Almost all Ghost Towns are abandoned mining and western towns. The fate of these towns was closely linked to the economic success of the mines. When the mineral resources were exhausted, the place was abandoned and the people left. An impressive example is the fate of the town of Rhyolite near Death Valley in Nevada. It is the story of a classic boomtown. After two gold miners stumbled upon a large gold deposit in the desert, one of them, in a whiskey frenzy, revealed the location of the find and within a few weeks the town of Rhyolite emerged from a makeshift camp. After three years, over ten thousand people lived in the town. When the ore deposits were exhausted a few years later, the exodus began.
Get out, happiness lies elsewhere – the people packed all their belongings and took their houses with them, because wood was scarce and expensive. Today, only the concrete skeleton of the bank and the schoolhouse remain in the desert.
The futile search for mineral resources and wealth knows many stories and you encounter them in every place.
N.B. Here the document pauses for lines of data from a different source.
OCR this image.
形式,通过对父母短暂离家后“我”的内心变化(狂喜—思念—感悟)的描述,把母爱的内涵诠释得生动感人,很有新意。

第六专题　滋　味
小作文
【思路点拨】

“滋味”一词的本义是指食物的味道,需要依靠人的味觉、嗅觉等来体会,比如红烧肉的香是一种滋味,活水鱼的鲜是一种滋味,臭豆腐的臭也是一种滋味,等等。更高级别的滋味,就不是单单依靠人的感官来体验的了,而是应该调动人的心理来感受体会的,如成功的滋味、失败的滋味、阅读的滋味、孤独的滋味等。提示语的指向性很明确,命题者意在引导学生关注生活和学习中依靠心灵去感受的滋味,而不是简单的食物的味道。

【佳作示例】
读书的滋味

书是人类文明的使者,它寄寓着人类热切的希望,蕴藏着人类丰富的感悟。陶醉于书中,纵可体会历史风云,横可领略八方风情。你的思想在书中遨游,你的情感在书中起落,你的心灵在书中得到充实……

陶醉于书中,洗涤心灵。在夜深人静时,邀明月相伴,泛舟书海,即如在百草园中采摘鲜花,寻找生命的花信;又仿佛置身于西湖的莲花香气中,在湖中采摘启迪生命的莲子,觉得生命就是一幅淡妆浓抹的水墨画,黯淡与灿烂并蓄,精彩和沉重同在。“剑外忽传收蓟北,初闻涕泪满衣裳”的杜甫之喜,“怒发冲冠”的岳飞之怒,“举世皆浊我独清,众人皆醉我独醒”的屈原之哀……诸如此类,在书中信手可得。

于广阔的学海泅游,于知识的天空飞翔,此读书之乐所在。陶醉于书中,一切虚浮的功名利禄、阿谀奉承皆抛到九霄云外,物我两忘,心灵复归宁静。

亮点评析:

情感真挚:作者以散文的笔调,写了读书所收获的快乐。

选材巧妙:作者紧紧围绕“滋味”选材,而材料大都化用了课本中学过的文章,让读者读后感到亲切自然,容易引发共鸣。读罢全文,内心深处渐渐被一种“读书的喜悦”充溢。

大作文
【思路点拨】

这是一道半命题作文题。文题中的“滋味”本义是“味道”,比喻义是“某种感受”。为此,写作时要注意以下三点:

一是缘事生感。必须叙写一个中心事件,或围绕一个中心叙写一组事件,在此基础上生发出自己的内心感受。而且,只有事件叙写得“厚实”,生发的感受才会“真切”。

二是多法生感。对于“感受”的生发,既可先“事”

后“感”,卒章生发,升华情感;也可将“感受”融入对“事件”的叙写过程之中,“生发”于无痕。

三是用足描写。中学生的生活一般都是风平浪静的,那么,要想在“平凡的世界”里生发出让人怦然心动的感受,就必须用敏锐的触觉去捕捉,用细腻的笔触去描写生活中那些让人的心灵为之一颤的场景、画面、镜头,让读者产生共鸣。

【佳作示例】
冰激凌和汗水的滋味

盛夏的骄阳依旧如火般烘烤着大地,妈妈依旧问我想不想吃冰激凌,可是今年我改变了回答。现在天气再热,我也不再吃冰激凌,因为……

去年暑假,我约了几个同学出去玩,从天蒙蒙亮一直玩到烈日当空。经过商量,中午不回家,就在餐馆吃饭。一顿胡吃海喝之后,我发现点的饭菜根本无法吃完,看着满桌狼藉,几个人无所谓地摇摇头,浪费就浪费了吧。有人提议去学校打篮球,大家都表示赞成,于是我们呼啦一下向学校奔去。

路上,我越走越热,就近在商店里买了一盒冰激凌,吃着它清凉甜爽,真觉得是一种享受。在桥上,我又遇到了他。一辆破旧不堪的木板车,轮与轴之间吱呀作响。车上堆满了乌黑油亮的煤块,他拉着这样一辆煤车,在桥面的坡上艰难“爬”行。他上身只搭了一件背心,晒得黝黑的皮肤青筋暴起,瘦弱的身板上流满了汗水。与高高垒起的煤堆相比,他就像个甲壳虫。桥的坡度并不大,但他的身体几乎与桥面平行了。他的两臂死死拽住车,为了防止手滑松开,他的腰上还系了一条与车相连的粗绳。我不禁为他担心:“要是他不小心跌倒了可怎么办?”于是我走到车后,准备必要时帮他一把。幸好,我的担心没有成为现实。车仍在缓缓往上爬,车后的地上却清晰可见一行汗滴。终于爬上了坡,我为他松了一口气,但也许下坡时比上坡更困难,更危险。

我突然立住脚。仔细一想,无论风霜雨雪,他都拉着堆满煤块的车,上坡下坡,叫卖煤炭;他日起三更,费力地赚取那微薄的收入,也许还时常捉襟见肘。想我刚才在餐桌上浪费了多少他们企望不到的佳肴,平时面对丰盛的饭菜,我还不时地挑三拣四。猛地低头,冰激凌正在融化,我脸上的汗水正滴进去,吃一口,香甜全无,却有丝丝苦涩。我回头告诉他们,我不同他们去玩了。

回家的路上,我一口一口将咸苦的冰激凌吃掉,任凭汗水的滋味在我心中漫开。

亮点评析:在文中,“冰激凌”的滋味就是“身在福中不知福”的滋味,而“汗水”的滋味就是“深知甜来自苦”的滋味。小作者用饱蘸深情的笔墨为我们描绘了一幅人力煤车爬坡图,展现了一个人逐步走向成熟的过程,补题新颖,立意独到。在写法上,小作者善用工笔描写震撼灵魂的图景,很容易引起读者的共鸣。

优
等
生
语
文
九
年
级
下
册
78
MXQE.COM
There is one particular town, however, whose stories are inexhaustible: Bodie. Many houses are still in the same condition as the inhabitants left them. Dust covers the tables and maps in the saloon, glasses lie on books as if the inhabitants had left only yesterday.
Why some of the places have survived as Ghost Towns is often thanks to their last inhabitants, who took care of the town’s legacy. In Bodie, one of the remaining residents bought house after house and protected them from decay; in Gold Point, Ora Mae Wiley preserved their stories.
The photographs of the 19 Ghost Towns were taken for the book „Ghost Towns of the American West“ and during an assignment for Smithsonian Magazine in the western states California, Nevada, Utah, Colorado, Arizona and New Mexico.